Department of Watershed Sciences and the Ecology Center, Utah State University, 5210 Old Main Hill, Logan, Utah, 84322, USA.
School of Biology and Ecology, 5751 Murray Hall, Orono, Maine, 04469, USA.
Ecology. 2018 Nov;99(11):2467-2475. doi: 10.1002/ecy.2492. Epub 2018 Oct 5.
Consensus has emerged in the literature that increased biodiversity enhances the capacity of ecosystems to perform multiple functions. However, most biodiversity/ecosystem function studies focus on a single ecosystem, or on landscapes of homogenous ecosystems. Here, we investigate how increased landscape-level environmental dissimilarity may affect the relationship between different metrics of diversity (α, β, or γ) and ecosystem function. We produced a suite of simulated landscapes, each of which contained four experimental outdoor aquatic mesocosms. Differences in temperature and nutrient conditions of the mesocosms allowed us to simulate landscapes containing a range of within-landscape environmental heterogeneities. We found that the variation in ecosystem functions was primarily controlled by environmental conditions, with diversity metrics accounting for a smaller (but significant) amount of variation in function. When landscapes were more homogeneous, α, β, and γ diversity was not associated with differences in primary production, and only γ was associated with changes in decomposition. In these homogeneous landscapes, differences in these two ecosystem functions were most strongly related to nutrient and temperature conditions in the ecosystems. However, as landscape-level environmental dissimilarity increased, the relationship between α, β, or γ and ecosystem functions strengthened, with β being a greater predictor of variation in decomposition at the highest levels of environmental dissimilarity than α or γ. We propose that when all ecosystems in a landscape have similar environmental conditions, species sorting is likely to generate a single community composition that is well suited to those environmental conditions, β is low, and the efficiency of diversity-ecosystem function couplings is similar across communities. Under this low β, the effect of abiotic conditions on ecosystem function will be most apparent. However, when environmental conditions vary among ecosystems, species sorting pressures are different among ecosystems, producing different communities among locations in a landscape. These conditions lead to stronger relationships between β and the magnitude of ecosystem functions. Our results illustrate that abiotic conditions and the homogeneity of communities influence ecosystem function expressed at the landscape scale.

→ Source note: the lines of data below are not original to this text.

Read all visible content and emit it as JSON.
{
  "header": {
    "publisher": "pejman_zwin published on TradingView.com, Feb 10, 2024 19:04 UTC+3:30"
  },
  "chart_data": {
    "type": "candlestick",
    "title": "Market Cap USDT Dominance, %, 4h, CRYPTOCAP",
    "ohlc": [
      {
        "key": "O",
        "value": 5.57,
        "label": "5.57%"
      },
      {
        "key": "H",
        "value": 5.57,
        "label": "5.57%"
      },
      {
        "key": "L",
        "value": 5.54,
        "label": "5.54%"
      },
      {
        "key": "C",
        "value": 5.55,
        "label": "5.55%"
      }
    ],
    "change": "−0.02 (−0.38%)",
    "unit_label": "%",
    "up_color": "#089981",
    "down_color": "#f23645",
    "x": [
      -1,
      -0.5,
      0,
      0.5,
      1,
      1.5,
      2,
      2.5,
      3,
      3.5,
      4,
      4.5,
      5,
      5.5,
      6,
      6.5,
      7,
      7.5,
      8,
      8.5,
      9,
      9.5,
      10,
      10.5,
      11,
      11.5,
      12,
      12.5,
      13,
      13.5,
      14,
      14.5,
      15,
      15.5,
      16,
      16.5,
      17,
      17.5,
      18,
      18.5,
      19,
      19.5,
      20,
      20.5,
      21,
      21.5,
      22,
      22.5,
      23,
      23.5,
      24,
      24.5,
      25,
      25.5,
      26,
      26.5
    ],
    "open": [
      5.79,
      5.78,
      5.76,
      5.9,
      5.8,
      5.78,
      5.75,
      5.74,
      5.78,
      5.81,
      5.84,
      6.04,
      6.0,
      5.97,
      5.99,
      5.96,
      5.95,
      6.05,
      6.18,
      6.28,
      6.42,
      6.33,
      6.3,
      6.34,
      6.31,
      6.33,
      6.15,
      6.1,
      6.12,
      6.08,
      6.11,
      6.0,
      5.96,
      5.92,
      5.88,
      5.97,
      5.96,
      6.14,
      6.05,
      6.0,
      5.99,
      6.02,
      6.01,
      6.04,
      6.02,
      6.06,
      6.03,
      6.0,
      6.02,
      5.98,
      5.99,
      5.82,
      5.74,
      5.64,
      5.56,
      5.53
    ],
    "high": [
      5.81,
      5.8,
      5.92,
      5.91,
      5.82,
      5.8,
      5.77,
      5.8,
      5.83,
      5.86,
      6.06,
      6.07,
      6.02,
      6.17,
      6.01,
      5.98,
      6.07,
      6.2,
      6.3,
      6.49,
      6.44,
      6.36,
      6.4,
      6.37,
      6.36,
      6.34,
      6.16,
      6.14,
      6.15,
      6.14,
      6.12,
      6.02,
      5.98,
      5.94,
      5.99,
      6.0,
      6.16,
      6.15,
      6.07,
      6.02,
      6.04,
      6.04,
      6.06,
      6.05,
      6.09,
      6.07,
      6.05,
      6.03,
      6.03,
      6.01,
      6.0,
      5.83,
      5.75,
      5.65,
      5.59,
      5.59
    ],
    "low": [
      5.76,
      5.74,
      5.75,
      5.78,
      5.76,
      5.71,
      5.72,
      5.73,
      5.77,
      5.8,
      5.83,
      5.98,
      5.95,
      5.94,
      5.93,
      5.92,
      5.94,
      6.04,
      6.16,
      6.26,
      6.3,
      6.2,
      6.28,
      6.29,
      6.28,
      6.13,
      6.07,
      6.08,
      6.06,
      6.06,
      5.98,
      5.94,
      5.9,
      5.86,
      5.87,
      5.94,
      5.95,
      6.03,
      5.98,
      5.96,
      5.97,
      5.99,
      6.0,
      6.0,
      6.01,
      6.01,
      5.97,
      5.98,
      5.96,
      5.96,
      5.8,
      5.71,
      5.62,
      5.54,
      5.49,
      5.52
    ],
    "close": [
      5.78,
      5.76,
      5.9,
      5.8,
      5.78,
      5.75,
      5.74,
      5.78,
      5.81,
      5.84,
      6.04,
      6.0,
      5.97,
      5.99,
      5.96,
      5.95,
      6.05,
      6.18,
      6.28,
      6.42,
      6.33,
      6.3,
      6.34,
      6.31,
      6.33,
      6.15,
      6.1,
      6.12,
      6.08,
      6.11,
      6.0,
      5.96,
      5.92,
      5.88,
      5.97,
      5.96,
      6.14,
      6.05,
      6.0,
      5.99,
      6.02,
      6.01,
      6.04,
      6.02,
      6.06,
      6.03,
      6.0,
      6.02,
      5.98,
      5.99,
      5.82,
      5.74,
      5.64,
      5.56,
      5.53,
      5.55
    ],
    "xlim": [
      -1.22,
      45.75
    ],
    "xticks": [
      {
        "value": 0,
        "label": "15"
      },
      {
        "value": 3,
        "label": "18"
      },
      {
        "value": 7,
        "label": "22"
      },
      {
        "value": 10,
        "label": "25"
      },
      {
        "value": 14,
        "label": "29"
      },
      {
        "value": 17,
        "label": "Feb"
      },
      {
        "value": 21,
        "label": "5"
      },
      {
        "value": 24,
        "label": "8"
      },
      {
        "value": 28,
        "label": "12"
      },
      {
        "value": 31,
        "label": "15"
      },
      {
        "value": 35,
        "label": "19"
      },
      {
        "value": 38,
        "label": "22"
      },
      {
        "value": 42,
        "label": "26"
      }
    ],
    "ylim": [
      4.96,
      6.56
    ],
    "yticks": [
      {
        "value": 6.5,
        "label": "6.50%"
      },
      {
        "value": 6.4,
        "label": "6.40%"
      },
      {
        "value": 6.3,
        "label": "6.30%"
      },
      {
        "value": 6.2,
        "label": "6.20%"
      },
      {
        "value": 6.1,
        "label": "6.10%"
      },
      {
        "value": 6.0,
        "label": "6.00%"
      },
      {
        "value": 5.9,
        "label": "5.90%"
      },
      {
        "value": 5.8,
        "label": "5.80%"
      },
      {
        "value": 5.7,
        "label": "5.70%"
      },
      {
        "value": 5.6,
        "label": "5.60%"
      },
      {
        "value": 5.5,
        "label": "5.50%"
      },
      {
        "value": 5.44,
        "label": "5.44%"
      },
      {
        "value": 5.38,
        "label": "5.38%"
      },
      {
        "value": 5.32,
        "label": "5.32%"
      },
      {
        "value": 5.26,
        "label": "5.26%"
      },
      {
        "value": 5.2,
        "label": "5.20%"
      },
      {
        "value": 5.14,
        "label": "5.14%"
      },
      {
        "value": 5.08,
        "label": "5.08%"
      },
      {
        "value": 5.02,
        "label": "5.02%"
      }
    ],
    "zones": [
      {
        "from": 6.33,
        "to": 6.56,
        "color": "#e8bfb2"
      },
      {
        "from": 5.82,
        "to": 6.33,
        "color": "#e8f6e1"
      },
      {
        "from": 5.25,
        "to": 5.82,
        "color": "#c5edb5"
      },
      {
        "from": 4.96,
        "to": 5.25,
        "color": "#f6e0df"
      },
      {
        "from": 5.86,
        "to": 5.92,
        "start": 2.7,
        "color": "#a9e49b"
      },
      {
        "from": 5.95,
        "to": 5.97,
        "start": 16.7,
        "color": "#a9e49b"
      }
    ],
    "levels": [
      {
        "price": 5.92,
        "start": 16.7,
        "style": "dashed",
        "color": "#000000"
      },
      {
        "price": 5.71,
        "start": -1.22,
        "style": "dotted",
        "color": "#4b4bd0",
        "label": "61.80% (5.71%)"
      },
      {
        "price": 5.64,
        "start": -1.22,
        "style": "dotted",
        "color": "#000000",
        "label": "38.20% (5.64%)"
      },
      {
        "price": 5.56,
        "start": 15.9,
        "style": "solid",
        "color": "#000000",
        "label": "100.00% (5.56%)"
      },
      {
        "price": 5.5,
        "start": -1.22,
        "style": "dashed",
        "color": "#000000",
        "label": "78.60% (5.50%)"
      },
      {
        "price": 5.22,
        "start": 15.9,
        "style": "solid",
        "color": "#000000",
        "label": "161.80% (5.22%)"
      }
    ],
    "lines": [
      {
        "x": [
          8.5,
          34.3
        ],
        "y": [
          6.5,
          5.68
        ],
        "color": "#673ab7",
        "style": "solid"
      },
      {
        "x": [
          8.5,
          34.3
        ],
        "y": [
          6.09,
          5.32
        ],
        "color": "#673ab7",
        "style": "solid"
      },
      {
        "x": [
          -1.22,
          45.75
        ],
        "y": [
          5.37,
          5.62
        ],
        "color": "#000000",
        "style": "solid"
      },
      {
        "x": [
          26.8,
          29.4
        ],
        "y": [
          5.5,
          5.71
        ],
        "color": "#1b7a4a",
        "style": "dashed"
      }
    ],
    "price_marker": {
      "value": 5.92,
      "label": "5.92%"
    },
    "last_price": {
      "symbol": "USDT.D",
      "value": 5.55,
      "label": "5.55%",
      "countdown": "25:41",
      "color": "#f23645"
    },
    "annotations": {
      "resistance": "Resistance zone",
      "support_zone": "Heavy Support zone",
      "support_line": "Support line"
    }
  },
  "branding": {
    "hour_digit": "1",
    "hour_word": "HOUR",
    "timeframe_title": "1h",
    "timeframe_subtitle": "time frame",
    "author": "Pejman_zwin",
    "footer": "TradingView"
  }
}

文献中已经达成共识,生物多样性的增加提高了生态系统执行多种功能的能力。然而,大多数生物多样性/生态系统功能研究都集中在单一生态系统或同质生态系统的景观上。在这里,我们研究了增加景观水平的环境异质性如何影响不同多样性指标(α、β或γ)与生态系统功能之间的关系。我们制作了一系列模拟景观,每个景观都包含四个实验性的户外水生中观。中观的温度和营养条件的差异使我们能够模拟包含一系列景观内环境异质性的景观。我们发现,生态系统功能的变化主要受环境条件控制,多样性指标对功能变化的解释较小(但具有统计学意义)。当景观更加同质时,α、β和γ多样性与初级生产力的差异无关,只有γ与分解的变化有关。在这些同质景观中,这两种生态系统功能的差异与生态系统中的养分和温度条件关系最密切。然而,随着景观水平环境异质性的增加,α、β或γ与生态系统功能之间的关系变得更强,β在环境异质性最高水平下对分解的变化的预测能力大于α或γ。我们提出,当景观中的所有生态系统都具有相似的环境条件时,物种分选很可能产生一种非常适合这些环境条件的单一群落组成,β较低,多样性-生态系统功能耦合的效率在各个群落中相似。在这种低β条件下,生物条件对生态系统功能的影响将最为明显。然而,当生态系统之间的环境条件发生变化时,物种分选压力在生态系统之间会有所不同,从而在景观中的不同位置产生不同的群落。这些条件导致β与生态系统功能幅度之间的关系更强。我们的结果表明,非生物条件和群落的同质性会影响景观尺度上表达的生态系统功能。